We live near an institution and, on Sunday, they have a 20 minute mass in the chapel there. This is not something to be sneezed at. Over the past three Sundays, I have attended with one or two of my children but not all three. Last Sunday, we took them all.
We arrived late which meant that we only had 15 minutes to get through. The small congregation consists entirely of older adults who all know each other.
The Princess was a disgrace. She stamped her foot, she jumped up and down on the knee rest. She clambered under the pew. People (including me) glared at her. Her father took her out. She came back and swung off the seat. Her brothers, doubtless inspired by their sister, began to climb under seats. Their father took the lot of them out but, alas, the boys could be heard, all too audibly, wailing for their mother. They all came back. By this point the boys were covered in snot as they both have colds and their feckless parents had forgotten to bring tissues. Their sleeves were quite damp and slimy and their faces looked like they were suffering from some alarming skin disease. I offered it all up for the souls in purgatory but it nearly killed me.

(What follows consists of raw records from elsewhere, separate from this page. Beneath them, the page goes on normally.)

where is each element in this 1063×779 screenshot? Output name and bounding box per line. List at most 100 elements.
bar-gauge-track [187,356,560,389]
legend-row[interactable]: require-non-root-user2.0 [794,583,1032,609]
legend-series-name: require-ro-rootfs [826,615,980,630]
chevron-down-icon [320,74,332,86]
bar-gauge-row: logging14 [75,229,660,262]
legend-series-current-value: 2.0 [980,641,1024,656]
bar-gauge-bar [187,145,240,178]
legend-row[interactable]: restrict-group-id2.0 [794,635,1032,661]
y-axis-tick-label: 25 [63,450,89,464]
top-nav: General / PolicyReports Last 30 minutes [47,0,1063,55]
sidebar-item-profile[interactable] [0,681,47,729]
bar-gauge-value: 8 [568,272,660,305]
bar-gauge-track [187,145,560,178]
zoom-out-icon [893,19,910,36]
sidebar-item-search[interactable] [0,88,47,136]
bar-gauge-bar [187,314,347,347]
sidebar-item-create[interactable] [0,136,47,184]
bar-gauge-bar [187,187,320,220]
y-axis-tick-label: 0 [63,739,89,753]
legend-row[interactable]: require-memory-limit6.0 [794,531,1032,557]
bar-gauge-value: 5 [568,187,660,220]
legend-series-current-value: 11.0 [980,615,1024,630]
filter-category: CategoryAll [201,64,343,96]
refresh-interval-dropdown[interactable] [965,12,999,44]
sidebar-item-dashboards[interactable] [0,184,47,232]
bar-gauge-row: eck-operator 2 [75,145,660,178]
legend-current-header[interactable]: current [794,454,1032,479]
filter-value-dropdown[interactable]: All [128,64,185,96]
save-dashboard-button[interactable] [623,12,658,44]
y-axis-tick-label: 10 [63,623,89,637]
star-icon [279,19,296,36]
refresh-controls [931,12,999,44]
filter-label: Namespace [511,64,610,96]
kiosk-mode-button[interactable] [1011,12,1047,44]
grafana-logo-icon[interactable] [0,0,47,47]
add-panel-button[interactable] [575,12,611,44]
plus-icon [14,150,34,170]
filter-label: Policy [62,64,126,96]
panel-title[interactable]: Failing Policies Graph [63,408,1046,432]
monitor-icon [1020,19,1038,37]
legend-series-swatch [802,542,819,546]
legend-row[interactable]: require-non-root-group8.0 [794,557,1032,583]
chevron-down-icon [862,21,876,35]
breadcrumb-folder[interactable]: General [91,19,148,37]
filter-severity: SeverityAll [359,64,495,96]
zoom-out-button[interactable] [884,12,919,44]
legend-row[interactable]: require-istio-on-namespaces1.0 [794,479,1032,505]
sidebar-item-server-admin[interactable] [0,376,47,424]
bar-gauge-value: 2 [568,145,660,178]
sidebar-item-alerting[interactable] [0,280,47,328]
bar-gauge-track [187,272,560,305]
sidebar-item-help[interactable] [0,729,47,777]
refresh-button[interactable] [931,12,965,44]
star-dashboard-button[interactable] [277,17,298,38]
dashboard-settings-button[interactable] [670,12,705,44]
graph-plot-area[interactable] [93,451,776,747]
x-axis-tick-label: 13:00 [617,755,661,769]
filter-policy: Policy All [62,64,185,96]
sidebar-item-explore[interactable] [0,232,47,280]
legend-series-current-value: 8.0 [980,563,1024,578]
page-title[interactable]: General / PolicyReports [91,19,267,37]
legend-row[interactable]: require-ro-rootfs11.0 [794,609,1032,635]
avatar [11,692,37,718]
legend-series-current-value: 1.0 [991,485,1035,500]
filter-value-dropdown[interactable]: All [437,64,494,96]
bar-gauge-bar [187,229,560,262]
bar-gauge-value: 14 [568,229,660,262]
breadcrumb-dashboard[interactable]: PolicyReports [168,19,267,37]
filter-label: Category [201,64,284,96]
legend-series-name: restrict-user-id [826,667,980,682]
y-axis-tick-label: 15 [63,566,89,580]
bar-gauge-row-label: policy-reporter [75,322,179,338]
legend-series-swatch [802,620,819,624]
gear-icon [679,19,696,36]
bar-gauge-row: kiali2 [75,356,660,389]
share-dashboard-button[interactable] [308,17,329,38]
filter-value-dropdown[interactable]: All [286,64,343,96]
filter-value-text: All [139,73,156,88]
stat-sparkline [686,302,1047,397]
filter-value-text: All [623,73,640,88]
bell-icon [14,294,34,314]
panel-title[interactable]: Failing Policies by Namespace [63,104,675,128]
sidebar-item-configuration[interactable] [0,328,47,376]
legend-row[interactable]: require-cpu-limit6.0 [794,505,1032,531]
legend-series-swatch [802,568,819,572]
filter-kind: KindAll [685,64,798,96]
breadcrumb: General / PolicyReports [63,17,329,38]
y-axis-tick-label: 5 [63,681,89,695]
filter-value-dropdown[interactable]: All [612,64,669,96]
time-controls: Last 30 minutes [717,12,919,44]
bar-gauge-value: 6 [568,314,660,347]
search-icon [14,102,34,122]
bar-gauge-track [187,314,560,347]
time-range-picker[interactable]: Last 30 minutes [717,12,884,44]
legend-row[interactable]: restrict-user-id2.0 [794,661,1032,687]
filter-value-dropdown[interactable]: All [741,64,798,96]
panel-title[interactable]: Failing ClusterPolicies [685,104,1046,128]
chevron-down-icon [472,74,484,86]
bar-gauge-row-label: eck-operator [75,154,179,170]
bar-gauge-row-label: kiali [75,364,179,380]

When we came out, the small congregation was gathered outside and offered the usual consolatory noises which polite people do when other people’s children have behaved appallingly though one man asked, jestingly, whether I had ever heard of Supernanny. I can only say that he was justified in asking.
We hung around outside as the congregation dispersed and upbraided the children who were somewhat chastened. In due course, the priest and an acolyte arrived and we duly apologised for our children’s behaviour and he said kind words about how it was lovely to see young people in the congregation etc. etc. (words which I cannot believe to be true, at least not these particular young people on this particular morning. When I was a baby, there was a priest in Cork who used to roar “get that child out of here”, if there was any infant noise at his very crowded mass and, while this approach was perhaps a little brutal, I can see that it has merit).
We chatted to the priest and explained that we had just moved into the terrace across the road (not I thought to myself that we will ever see you again as that would be too hideously embarrassing and I am never, never going to bring these children to this church again). “Oh really,” he said smiling, “I’m in number 7.”